Potlatch 7

Life After Clarion

Time:Saturday, 11:30 a.m.
Ringleader:Luke McGuff
Cohorts: Jane Hawkins, Kate Schaefer, Ian Hagemann

Clarion is an intense lens, focusing all the good and bad about writing, all the strengths and weaknesses of the individual student. For the six weeks, writing is moved from a personal, private experience to a public, social experience. This panel will focus on recovering from Clarion, and how the recovery for someone who had a positive experience is different than the recovery for someone who had a negative experience.

Reported by Lenny Bailes

Clarion is a six-week workshop. Every week has a different teacher. The emphasis is on short stories.

Some participants have good experiences, some have bad. A time for recovery is required in both cases.

Some Clarion participants are unable to write afterwards (Luke cites himself as an example.)
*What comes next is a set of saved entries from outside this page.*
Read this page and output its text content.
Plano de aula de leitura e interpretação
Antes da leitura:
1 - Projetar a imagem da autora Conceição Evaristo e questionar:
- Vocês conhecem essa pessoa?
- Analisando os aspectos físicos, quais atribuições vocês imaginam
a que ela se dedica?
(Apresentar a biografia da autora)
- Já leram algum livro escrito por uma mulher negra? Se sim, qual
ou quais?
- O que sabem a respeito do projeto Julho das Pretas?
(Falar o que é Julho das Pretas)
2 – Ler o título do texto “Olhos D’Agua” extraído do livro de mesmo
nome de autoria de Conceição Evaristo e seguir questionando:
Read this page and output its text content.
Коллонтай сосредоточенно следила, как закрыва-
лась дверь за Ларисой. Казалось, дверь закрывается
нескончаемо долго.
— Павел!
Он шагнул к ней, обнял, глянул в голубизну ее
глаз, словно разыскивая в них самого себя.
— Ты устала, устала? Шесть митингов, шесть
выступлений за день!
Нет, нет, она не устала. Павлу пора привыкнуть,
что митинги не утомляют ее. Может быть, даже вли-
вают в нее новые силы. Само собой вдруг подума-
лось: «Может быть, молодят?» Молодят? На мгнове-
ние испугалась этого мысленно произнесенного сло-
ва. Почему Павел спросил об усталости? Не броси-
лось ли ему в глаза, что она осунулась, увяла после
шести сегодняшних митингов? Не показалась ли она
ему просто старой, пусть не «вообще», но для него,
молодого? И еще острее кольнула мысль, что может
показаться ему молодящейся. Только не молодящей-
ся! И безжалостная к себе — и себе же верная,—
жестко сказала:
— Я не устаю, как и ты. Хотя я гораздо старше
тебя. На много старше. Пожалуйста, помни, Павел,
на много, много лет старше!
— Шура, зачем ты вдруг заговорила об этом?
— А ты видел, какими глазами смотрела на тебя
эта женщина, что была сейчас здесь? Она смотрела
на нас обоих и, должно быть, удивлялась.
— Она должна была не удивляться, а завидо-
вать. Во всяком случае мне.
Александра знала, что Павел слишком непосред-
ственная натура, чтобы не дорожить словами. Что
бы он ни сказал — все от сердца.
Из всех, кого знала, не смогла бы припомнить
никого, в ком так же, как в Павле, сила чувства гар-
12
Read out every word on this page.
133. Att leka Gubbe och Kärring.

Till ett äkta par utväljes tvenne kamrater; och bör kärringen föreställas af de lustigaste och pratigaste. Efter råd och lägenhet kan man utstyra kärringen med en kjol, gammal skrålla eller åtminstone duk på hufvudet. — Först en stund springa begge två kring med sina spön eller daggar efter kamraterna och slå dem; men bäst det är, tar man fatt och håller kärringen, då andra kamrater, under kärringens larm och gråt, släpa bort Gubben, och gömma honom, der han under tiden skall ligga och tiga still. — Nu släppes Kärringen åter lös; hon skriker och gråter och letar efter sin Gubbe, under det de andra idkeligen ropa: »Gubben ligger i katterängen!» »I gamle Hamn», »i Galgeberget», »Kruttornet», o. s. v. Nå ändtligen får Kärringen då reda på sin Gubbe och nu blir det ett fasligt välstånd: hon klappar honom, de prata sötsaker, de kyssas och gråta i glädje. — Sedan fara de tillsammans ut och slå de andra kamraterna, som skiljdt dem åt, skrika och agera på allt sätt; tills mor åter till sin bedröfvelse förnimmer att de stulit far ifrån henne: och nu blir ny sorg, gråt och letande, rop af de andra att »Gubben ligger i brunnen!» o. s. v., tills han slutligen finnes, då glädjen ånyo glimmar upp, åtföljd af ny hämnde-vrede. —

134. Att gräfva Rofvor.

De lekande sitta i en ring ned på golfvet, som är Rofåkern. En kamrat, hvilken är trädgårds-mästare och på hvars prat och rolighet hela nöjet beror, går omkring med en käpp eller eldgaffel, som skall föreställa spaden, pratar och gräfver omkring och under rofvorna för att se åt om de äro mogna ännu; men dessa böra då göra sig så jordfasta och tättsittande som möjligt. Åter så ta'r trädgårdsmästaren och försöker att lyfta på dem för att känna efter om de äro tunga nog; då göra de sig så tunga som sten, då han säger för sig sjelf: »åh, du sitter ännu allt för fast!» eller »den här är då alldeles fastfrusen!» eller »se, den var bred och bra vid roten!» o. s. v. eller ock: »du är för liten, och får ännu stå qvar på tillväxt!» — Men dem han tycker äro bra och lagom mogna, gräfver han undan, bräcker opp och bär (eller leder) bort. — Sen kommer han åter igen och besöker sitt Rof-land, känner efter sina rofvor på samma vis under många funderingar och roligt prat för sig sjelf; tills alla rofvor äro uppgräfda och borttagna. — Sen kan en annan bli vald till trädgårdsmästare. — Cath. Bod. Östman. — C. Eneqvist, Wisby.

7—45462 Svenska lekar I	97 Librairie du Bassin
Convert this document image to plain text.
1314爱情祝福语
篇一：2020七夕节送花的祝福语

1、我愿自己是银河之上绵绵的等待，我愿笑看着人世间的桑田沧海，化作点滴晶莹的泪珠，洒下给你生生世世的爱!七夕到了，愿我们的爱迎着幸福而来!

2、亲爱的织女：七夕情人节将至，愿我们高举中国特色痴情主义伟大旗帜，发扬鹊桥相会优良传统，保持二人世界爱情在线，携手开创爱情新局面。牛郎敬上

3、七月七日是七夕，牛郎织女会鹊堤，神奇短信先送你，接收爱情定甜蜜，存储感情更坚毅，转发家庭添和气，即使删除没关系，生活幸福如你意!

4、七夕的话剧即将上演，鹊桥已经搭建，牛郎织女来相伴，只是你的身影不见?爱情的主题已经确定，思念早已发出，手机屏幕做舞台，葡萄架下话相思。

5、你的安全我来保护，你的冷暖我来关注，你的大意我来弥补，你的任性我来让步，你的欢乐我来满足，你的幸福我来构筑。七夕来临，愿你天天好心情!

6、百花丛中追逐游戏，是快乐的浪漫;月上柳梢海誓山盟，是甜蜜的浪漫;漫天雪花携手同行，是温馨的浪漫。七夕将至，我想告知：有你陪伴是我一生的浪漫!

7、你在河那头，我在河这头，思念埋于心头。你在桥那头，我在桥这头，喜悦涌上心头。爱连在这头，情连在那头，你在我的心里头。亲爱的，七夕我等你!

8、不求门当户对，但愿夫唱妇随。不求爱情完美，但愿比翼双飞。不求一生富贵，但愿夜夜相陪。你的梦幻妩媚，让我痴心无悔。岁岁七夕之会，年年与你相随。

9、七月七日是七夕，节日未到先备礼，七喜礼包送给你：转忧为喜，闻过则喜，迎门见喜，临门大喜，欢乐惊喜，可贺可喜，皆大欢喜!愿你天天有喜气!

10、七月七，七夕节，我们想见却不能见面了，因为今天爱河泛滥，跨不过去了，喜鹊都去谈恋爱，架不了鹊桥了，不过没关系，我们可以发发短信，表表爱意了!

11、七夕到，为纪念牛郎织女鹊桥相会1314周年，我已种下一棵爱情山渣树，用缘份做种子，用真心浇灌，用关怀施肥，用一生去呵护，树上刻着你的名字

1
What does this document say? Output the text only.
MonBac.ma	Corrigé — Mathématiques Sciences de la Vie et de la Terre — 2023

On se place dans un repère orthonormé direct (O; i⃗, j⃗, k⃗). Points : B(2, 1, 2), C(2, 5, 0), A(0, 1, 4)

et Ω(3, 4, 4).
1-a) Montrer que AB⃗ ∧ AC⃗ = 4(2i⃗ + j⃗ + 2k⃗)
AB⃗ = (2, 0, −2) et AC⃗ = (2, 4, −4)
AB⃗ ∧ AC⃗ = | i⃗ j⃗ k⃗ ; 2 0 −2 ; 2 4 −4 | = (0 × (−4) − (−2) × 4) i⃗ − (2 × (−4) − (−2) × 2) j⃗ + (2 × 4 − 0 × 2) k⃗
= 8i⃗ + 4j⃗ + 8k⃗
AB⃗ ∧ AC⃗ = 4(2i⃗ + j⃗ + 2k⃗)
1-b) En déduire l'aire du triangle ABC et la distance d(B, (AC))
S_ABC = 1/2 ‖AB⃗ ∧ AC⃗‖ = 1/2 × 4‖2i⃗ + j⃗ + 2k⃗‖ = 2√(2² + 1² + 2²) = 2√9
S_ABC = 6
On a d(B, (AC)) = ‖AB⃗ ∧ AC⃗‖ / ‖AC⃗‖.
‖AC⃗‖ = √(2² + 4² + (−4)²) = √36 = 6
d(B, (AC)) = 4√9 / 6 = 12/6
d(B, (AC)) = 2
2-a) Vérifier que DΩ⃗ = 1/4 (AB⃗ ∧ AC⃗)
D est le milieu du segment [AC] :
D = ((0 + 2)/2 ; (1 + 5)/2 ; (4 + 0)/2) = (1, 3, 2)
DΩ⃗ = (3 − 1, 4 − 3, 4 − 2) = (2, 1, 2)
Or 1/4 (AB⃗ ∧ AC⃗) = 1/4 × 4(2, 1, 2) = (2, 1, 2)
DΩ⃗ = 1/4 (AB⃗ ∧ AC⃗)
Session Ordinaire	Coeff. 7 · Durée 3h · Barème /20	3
JH: Clarion call also spoil you. You get used to line-by-line critiques. It's challenging to be alone with your writing, afterward.

KS: Recovering from Clarion was more difficult than she thought it would be. She knew she would need recovery time. The community provided support, but she didn't set writing as a central priority.

IH: Insisted on working part-time to make room for writing in his life, but had an unpleasant Clarion experience. Emotional maturity of the group is unpredictable. If you decide to dress flamboyantly, you may have to accept the consequences of an "8th-grader" mentality.

JH: Administrators can influence how the social dynamics of the group get going. Jane warns of the dangers of participants picking a scapegoat in a group. This not only hurts the victim, but masks the real needs of the group. This can be poisonous to group dynamics. A Clarion administrator may be able to deflect this practice.

Laurie (From audience): Teachers can also set interaction guidelines.

Jay (From audience): When Clarion participants return to a mundane setting that's not as supportive of writing, how can they cope?

Jeremy (From audience): His critique group continued for six months by e-mail.

(?): Clarion dynamics are different for dorm and non-dorm dwellers. East vs. West: East is all-dormitory. No distractions. Generally cheaper, except for transportation from the West Coast. In Clarion West novelettes are accepted as application stories.

Kate: Networking is an important factor in producing sales.

Kate: Who shouldn't go to Clarion? People who only want feedback from instructors. People who can't handle stress. Expect a monastic life and the shredding of your stories.

Question, Lenny B: Does Clarion explode dreams? (The process of being polished and trained in technique.) Are participants made to feel that their aspirations on entrance are impossible?

Luke: Clarion did explode the dream for him.

Jane: It can inflate the dream. Reinforce ambition.

Rich (From audience): Clarion broadened his critical sense and helped him find direction.

Jeremy (From audience): Clarion also helped develop his sense of direction.

A sense of your own writing can help avoid Clarion homogenization.

Question (?) Is genre an issue at Clarion?

Luke: Mainstream stories are often critiqued at Clarions.

Summary clues to recovery from Clarion Experience:

While at the conference find an understanding audience for your work. Be prepared for stress.

After the conference: Allow time to recover time off from day job.

Maintain post-Clarion student contact.

Insist on reserving time for writing as an essential part of your life.